- Developers: Realms Arc Developments (MS-DOS) Nextgrand (Mega Drive)
- Publishers: Hewson Consultants Ballistic (Mega Drive)
- Platforms: Amiga, Atari ST, MS-DOS, Mega Drive, iOS, Xbox 360
- Release: 1989
- Genre: Platform
- Mode: Single-player

= Onslaught (1989 video game) =

1989 video game

Onslaught is a video game that was released by Hewson in 1989 for the Amiga and subsequently ported to the Atari ST, MS-DOS, and Mega Drive. The game is a fantasy-themed platform game with an eerie soundtrack and graphic violence.

Onslaught was re-released for iOS in December 2008 and for the Xbox 360 in January 2009 for the Xbox 360 via Xbox Live.

==Plot==

The land of Gargore is a mass of warring kingdoms, containing 16 different cults, 16 different types of enemy troops and 8 types of locations.
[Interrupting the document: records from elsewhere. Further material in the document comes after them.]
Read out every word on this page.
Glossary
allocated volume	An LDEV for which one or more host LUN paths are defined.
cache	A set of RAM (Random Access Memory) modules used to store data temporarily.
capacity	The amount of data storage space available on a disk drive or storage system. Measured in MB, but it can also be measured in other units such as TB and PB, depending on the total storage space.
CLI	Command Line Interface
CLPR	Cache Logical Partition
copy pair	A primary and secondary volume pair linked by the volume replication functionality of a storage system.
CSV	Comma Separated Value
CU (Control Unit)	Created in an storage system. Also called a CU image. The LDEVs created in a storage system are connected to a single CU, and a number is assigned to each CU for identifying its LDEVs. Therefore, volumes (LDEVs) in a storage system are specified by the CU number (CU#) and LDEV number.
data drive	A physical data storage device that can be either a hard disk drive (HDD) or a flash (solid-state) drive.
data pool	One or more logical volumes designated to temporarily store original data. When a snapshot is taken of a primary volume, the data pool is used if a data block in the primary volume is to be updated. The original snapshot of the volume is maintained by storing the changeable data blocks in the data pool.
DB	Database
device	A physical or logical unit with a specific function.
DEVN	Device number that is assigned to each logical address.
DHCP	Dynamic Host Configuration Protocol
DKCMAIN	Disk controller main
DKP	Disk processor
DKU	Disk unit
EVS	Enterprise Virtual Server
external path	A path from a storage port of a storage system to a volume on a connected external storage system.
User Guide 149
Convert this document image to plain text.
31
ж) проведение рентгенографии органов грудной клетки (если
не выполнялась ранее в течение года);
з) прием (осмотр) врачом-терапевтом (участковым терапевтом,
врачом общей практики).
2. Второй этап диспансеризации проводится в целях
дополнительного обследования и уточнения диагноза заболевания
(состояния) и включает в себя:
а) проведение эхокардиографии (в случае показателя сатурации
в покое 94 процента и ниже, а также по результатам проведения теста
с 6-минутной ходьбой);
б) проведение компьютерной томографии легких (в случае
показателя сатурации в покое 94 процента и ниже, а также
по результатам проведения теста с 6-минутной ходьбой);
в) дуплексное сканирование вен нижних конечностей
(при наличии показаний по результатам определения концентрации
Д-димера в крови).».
However, even the mightiest army fears a 'fanatic', a solitary warrior who lives to fight and conquer and is remembered according to the number of his victories and the greatness of his deeds. You are one such Fanatic, a magical warrior with the strength of an army, the might of a thousand men. Now is your chance to achieve fame and glory for yourself in the battle scarred land of Gargore. Defeat the ravaging hordes of monsters, conquer the world and bring peace to the warring kingdoms. Good luck – it won't be easy!
— Onslaught packaging

==Gameplay==
Gameplay takes place in three sections. First, a territory to attack is selected from the campaign screen; next the player is taken to the territory, where he battles through hordes of themed aggressors on a side-scrolling landscape to reach a castle, which he must also conquer; finally the player faces the master of the castle – a wizard with four spell-casting tentacle arms – whom he must defeat by firing magic at him whilst avoiding the spells that the wizard fires back. On defeating the master of the castle the player wins the territory and returns to the campaign screen to select the next territory to attack.

==Reception==
Onslaught received mixed reviews on its release. Whilst The Games Machine gave it a score of 95% and rated it a "Top Game" and Zzap! scored it 85%, Your Amiga gave it 54%, and Sweden's Datormagazin awarded it just 3/10. Mega placed the game at #8 in their list of the 10 Worst Mega Drive Games of All Time.